March 28 (Bloomberg) -- The Czech central bank kept interest rates near zero for a third meeting as policy makers debate whether to stimulate an economy racked by a record-long recession through a weaker koruna.
The Ceska Narodni Banka kept the main two-week rate at 0.05 percent, in line with forecasts of all 20 analysts in a Bloomberg survey and almost three-quarters of a percentage point less than the euro-area benchmark.
Monetary authorities from the U.K. to Japan are easing policy, fueling a depreciation of their currencies, while the Czech central bank ponders its first intervention in a decade. A weaker koruna would help exports, which make up 80 percent of a $217 billion economy that has contracted for four quarters amid government austerity measures and Europe’s debt crisis.
The bank’s forecasts signal a need for monetary loosening “sometime near the end of the year,” Singer told a news conference, reiterating the bank is ready to use currency interventions if needed. “By the end of the year we will have debated this three or four times, so from this point of view, I’m not really that much concerned at the moment.”
The koruna is at the center of the policy plans as its depreciation helps boost competitiveness of Czech goods on foreign markets and makes imports more expensive, thus limiting deflation risks. The currency has lost 4.6 percent to the euro since Sept. 17, a day before Singer first said the central bank may sell the currency to meet its inflation goal.

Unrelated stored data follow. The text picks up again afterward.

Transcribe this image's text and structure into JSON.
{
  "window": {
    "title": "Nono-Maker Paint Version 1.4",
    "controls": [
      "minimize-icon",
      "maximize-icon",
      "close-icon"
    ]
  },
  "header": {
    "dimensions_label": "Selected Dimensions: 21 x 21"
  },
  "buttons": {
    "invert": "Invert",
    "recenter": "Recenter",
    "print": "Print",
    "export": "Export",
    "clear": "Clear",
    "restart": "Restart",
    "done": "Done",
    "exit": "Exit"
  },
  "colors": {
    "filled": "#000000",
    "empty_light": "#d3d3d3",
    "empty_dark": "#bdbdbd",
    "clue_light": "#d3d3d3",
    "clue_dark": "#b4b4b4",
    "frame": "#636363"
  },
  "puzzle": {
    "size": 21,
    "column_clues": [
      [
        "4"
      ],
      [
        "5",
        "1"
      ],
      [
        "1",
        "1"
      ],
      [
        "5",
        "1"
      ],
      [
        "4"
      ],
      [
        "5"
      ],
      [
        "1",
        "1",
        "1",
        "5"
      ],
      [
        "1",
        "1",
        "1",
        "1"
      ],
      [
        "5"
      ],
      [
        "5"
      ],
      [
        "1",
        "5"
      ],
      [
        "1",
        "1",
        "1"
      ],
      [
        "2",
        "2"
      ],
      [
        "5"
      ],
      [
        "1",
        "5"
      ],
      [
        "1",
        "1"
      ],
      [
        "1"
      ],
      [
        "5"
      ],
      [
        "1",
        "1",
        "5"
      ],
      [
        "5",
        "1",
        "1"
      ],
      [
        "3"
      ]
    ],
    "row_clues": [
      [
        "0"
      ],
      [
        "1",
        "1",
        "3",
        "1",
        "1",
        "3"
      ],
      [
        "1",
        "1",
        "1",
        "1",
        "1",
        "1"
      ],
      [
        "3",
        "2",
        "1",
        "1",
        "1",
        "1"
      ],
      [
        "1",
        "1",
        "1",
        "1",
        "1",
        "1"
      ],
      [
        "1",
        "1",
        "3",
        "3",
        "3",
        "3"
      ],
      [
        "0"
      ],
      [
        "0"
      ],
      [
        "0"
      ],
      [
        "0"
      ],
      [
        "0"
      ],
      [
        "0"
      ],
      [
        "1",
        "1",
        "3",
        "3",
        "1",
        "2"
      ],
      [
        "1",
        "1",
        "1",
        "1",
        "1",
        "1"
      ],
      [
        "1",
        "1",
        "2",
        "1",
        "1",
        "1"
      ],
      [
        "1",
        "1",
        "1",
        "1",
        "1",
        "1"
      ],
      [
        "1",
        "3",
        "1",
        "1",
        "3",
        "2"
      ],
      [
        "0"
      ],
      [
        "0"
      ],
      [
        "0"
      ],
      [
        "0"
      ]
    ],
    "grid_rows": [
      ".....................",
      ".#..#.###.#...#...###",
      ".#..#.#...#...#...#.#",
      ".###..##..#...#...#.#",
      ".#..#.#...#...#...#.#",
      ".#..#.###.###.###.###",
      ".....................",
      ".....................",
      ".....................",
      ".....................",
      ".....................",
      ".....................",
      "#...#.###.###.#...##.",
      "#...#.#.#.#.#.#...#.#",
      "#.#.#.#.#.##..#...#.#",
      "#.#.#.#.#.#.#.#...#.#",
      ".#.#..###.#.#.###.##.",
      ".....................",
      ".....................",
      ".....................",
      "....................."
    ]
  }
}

The koruna had the fourth-worst performance among 25 emerging-market currencies tracked by Bloomberg in the period. The decline was also outdone by a 14.5 percent fall in the Japanese yen against the euro and matched by the British pound’s loss since Sept. 17.
The koruna has traded at 25.538 to the euro on average so far this year, in line with the central bank’s forecast for the first quarter. It was 0.14 percent stronger at 25.736 per euro as of 2:48 p.m. in Prague.
In the past month, several board members have voiced differing views on what policy setting is appropriate to meet the inflation target. The forecast of the central bank, whose mandate is price stability, signals that currency sales may be needed in the second half of the year, Singer said in an interview published in Euro magazine on March. 4.
His comments echoed Feb. 26 remarks by board member Lubomir Lizal, while Kamil Janacek was cited as telling Reuters March 19 that no intervention is needed as monetary conditions are relaxed enough to allow for a gradual economic recovery.
For Hampl, the Czech economy isn’t in danger of falling into a deflationary spiral now that would warrant koruna sales.
“For me personally, a trigger for interventions would be the moment when I see a highly probable risk of a long-lasting, devastating deflationary spiral,” Hampl in a March 18 interview. “I personally don’t see such a strong risk yet. It can’t be ruled out that this risk will appear in the future, but I don’t see it materializing for now.”
The seven-member board, which was split on monetary easing at five meetings last year, would have to approve the use of direct interventions as a policy tool, Singer said. The bank last sold the koruna to stem its appreciation in 2002.
The inflation rate dropped to 1.7 percent in February from 1.9 percent in January, below the central bank’s 2 percent target. Fourth-quarter gross domestic product shrank 0.2 percent from the previous three months, the fourth consecutive quarterly contraction.
The central bank in February cut its economic forecast for 2013 as the government’s austerity measures continue to damp demand. It projects GDP contracting 0.3 percent this year before growing 2.1 percent in 2014. The inflation rate is seen at 1.7 percent in the first and second quarters of next year.
Risks to the bank’s forecasts point to “slightly looser monetary conditions,” Singer said today. “Domestic economic activity, with the exception of inventories, doesn’t look very positive. Domestic inflation is below our expectations and developments abroad are relatively dramatic.”
Central banks in the region are cutting borrowing costs to foster economic growth. Hungary lowered its main interest rate this week to a record low of 5 percent. Poland has also cut its benchmark to a record, reducing it by a half-point to 3.25 percent on March 6.
Hampl and Janacek’s comments were “hawkish” because they clashed with the central bank’s forecast, which assumes a “further, moderate decline in interest rates,” said Jaromir Sindel, an economist at Citigroup Inc. in Prague, by e-mail.
The Czech currency will ease further to 25.8 per euro in the second quarter, according to the median forecast in a Bloomberg survey of 23 analysts. That would be weaker than the central bank’s forecast of 25.3 per euro for the quarter.
The koruna “is slightly weaker than the central bank expected in its forecast,” Jan Vejmelek, chief economist at Societe Generale SA’s unit Komercni Banka AS, said in an e-mail yesterday. “We don’t expect the central bankers to use direct market interventions against the domestic currency, moreover, we don’t see using verbal interventions as urgent either.”